O Mikael estava sentado, com a cabeça do Grilo sobre suas pernas. O magrelo continuava apagado. Isabelle arregalou os olhos ao ver aquilo e correu até os dois. Eu fiz o mesmo.

— Ele ainda não acordou? — A princesa perguntou.

— Eu já tentei acordar ele várias vezes… — O Mikael, de vez em quando, fazia uma cara que me perturbava. Eu já tinha visto homens desesperados quando estava no reformatório. Lá dentro, os moleques viravam bichos. Brigavam e gritavam como animais e, às vezes, a fúria escalava para coisas ainda mais horríveis. Em outros momentos, eles se desesperavam como bichos caçados. Nessas horas, faziam exatamente a mesma expressão que eu via nos olhos do Mikael. Mas os caras do reformatório gritavam, choravam, corriam quando estavam com medo. O enfermeiro não. O rosto dele não mudava, só os olhos. Nunca tinha visto alguém assim. Ele fez essa cara quando o Grilo teve que ir pro hospital, quando falou do pai e estava fazendo ela ali, naquele momento.

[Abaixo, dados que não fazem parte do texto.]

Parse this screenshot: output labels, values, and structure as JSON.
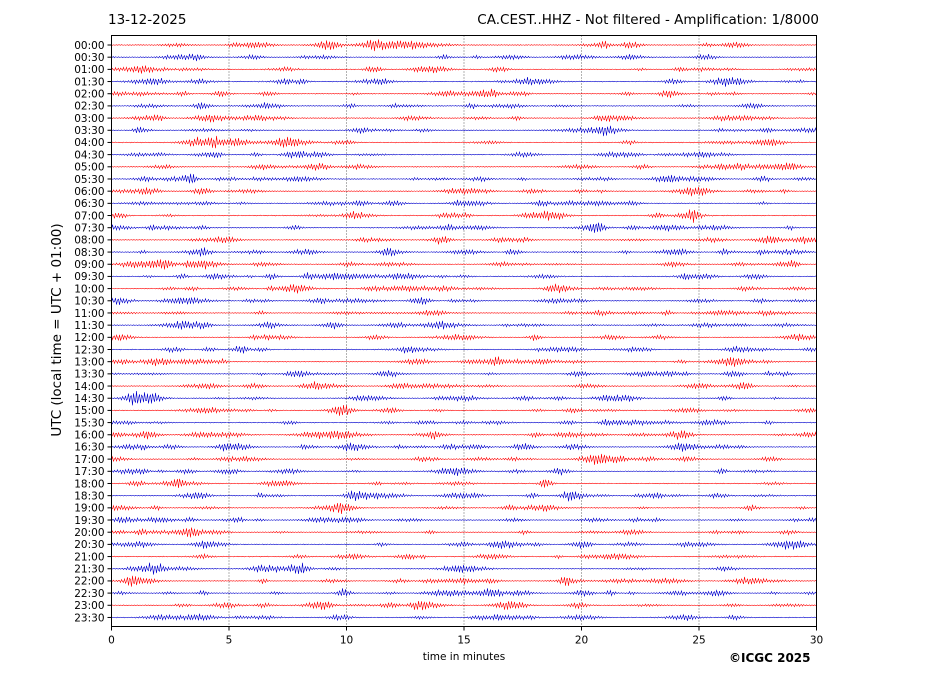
{
  "header": {
    "date": "13-12-2025",
    "station_info": "CA.CEST..HHZ - Not filtered - Amplification: 1/8000"
  },
  "copyright": "©ICGC 2025",
  "chart_data": {
    "type": "line",
    "xlabel": "time in minutes",
    "ylabel": "UTC (local time = UTC + 01:00)",
    "xlim": [
      0,
      30
    ],
    "x_ticks": [
      0,
      5,
      10,
      15,
      20,
      25,
      30
    ],
    "grid": "vertical dotted at x ticks",
    "row_labels": [
      "00:00",
      "00:30",
      "01:00",
      "01:30",
      "02:00",
      "02:30",
      "03:00",
      "03:30",
      "04:00",
      "04:30",
      "05:00",
      "05:30",
      "06:00",
      "06:30",
      "07:00",
      "07:30",
      "08:00",
      "08:30",
      "09:00",
      "09:30",
      "10:00",
      "10:30",
      "11:00",
      "11:30",
      "12:00",
      "12:30",
      "13:00",
      "13:30",
      "14:00",
      "14:30",
      "15:00",
      "15:30",
      "16:00",
      "16:30",
      "17:00",
      "17:30",
      "18:00",
      "18:30",
      "19:00",
      "19:30",
      "20:00",
      "20:30",
      "21:00",
      "21:30",
      "22:00",
      "22:30",
      "23:00",
      "23:30"
    ],
    "series_colors": [
      "#ff0000",
      "#0000cc"
    ],
    "trace_style": "seismogram, colors alternate per row"
  }
}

— Vamos levar ele pro carro. — Isabelle sugeriu. Ajudei o galã a levantar o magrelo. A camiseta cinza dele estava suja de sangue. Ver aquela mancha vermelha me fez lembrar dos cadáveres do ônibus e só não vomitei porque não tinha mais nada no estômago.

A gatinha abriu o carro e ajudei o Mikael a colocar o Grilo no banco de trás. Isabelle e o enfermeiro entraram no veículo e eu voltei para pegar a marreta.